Lettre du 26 janvier 1917 de Marcel Sibaud

Milly, le 26.1.17

 

Ma petite chérie,
Les jours ou plutôt les nuits se suivent sans se ressembler et ma foi je m’en félicite. Hier soir comme je te le disais, j’ai travaillé nez à nez avec M. le Major lui tenant l’aiguille et moi le porte plume. J’ai abattu de la bonne besogne. Le Docteur est monté se coucher à 9h et moi à 9 heures ½, c’est là que cela devient intéressant. La couverture était faite et il a fallu qu’en montant j’emporte un grand boc d’eau chaude et 1 brique enveloppée. J’ai aussi pu me laver agréablement avant de dormir. Le matin j’avais fait ma toilette dans la rue à une pompe presque glacée, cela ne m’avait pas nettoyé et j’étais transi. Le lit est moelleux assez long pour que je m’étende [On rappelle ici que Marcel mesure 185 cm], édredon volumineux mais très léger chaleur douce. Bref c’est la guerre. Bien dormi naturellement. Levé à 6 ½. Il me reste de l’eau encore dégourdie. Je me relave et me rase puis je file chez notre restaurant où je mange 2 croissants et le café réglementaire. J’oubliais de te dire que le docteur s’appelle Christian et est de Cannes. Le nom d’oncle Emile ne lui est pas inconnu. Mais je me demande s’ils sont bien ou mal. Je n’ai pas parlé de ton oncle.
Ce matin théorie sur le fusil mitrailleur. Le commandant me fait un accueil charmant devant tous et dit que j’avais bien passé le brevet mais qu’on n’a pu le donner à un soldat. Je suis en quelque sorte instructeur auxiliaire. Le commandant à dit que j’avais beaucoup travaillé et beaucoup appris. 1 zouave qui n’a pas non plus été au front est là comme moi la 1ère fois, manœuvrant l’après-midi. Il veut le 12 feux à Valréas. A un autre a été refusé sous prétexte qu’il n’était pas allé au front. Je m’arrête pour le moment car il est l’heure d’aller déjeuner. Peut-être aurais-je aujourd’hui une lettre de toi : l’absence de nouvelles de toi [ ?] force.

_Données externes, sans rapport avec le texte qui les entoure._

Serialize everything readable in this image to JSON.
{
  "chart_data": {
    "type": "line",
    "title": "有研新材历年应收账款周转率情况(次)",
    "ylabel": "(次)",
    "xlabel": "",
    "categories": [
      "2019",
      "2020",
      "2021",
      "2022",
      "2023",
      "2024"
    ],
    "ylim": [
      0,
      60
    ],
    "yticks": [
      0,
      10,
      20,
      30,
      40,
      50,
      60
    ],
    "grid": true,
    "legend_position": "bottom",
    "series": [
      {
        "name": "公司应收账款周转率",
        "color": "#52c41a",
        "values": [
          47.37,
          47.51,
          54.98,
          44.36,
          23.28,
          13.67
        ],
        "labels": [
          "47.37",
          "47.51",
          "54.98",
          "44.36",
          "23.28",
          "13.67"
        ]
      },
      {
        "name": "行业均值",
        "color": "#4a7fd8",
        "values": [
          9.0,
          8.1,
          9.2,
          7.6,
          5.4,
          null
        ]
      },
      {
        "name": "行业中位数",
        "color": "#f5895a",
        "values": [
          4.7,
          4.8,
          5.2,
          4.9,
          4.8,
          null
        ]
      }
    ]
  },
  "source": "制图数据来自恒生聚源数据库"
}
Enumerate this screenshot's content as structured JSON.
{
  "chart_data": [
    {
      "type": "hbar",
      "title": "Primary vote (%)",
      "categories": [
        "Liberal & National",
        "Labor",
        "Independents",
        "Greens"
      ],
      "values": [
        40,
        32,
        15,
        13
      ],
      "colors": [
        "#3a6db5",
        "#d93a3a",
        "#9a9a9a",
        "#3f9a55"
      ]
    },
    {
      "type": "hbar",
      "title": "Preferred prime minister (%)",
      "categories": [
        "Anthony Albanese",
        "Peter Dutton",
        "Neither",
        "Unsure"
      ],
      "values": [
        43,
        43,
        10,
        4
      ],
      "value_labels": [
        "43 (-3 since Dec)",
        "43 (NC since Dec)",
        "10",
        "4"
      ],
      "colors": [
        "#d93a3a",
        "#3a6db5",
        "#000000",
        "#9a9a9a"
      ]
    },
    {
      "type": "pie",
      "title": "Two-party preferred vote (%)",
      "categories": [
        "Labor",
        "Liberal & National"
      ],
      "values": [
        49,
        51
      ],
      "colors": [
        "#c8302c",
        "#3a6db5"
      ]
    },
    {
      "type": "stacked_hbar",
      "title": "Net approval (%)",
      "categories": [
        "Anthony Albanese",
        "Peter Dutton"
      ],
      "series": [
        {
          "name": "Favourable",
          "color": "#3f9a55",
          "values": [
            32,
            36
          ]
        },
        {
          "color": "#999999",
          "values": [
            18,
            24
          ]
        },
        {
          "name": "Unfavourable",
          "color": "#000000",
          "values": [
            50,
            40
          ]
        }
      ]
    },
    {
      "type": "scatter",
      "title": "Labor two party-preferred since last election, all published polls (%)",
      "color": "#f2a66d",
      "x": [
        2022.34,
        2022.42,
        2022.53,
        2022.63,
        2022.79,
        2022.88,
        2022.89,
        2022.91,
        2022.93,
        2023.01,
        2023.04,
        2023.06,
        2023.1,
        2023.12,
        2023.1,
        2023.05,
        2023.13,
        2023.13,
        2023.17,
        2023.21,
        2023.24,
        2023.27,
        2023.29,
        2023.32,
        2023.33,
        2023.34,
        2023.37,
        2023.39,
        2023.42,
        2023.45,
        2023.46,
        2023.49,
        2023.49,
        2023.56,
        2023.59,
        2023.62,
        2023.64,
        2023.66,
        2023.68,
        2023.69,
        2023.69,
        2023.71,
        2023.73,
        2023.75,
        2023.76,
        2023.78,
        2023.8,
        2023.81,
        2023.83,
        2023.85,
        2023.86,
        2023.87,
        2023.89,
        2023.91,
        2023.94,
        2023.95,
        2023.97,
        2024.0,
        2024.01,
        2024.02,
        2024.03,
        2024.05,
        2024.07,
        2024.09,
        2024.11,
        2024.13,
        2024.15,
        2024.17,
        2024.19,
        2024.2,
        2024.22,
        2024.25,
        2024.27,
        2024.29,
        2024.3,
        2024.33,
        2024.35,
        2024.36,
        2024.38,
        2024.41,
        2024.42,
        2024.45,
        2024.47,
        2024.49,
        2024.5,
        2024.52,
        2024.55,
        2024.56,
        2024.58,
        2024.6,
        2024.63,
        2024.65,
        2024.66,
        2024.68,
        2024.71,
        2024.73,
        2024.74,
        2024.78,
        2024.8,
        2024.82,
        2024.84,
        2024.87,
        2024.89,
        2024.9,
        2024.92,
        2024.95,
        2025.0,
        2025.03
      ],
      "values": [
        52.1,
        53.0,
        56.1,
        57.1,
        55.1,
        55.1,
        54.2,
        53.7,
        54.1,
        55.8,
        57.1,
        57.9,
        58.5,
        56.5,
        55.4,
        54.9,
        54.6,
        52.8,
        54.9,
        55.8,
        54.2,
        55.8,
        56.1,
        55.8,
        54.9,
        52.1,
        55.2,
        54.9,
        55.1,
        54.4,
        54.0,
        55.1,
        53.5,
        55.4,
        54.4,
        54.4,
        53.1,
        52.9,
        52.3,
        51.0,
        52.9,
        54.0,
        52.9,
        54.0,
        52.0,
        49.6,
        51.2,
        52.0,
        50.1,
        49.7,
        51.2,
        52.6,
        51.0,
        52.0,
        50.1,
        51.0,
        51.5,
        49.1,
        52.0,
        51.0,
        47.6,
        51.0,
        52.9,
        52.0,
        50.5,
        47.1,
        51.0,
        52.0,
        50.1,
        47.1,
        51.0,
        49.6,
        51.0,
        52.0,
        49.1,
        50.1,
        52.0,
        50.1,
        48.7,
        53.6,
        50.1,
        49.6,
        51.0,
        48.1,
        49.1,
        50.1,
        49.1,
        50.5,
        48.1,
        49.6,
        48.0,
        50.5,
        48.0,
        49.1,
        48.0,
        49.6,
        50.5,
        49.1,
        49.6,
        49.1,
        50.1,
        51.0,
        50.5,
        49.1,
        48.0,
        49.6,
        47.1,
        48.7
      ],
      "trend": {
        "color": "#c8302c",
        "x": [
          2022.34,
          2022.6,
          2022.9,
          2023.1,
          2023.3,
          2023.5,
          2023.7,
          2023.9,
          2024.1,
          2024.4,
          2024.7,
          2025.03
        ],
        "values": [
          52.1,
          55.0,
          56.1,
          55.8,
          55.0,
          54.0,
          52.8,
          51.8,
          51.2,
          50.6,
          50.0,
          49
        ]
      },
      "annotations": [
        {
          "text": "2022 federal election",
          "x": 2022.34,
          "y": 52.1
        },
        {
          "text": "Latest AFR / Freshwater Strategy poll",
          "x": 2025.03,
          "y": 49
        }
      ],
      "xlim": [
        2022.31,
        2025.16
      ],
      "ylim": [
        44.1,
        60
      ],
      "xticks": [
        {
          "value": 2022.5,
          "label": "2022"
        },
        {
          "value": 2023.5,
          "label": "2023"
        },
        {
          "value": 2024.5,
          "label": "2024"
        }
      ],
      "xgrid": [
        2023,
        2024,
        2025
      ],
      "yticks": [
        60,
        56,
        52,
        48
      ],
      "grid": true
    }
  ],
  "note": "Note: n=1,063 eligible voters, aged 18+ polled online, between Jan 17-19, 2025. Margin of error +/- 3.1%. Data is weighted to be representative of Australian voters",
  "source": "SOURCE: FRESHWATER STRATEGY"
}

Je reprends du retour de la manœuvre. J’ai reçu sur le terrain tes 2 lettres du jeudi. Elles m’ont fait bien plaisir. Je réponds à la première. On m’assure que les autos pour lesquelles on demandait des conducteurs sont des tanks. Merci ! Pour Valréas, on l’a refusé à un sergent que je vois ici parce qu’il n’a pas été au front : on lui a dit qu’il n’y a d’exception que pour les préfets et [ ?] coloniaux. Il y en a une autre pour moi heureusement.
Je partirai en permission demain soir à 3h45. Je suis bien content de savoir que j’ai mon avancement. Je répondrai de Vincennes. Je suis plus tranquille au sujet du charbon. Enfin sois tranquille je ne manque pas d’argent : j’ai à peine entamé mon dernier billet de 20 frs. Je suis content de savoir Edouard en bonne santé et que tu aies reçu une lettre de Clermont.
Je termine en t’embrassant mille fois ainsi que bébé. Amitiés à ta mère.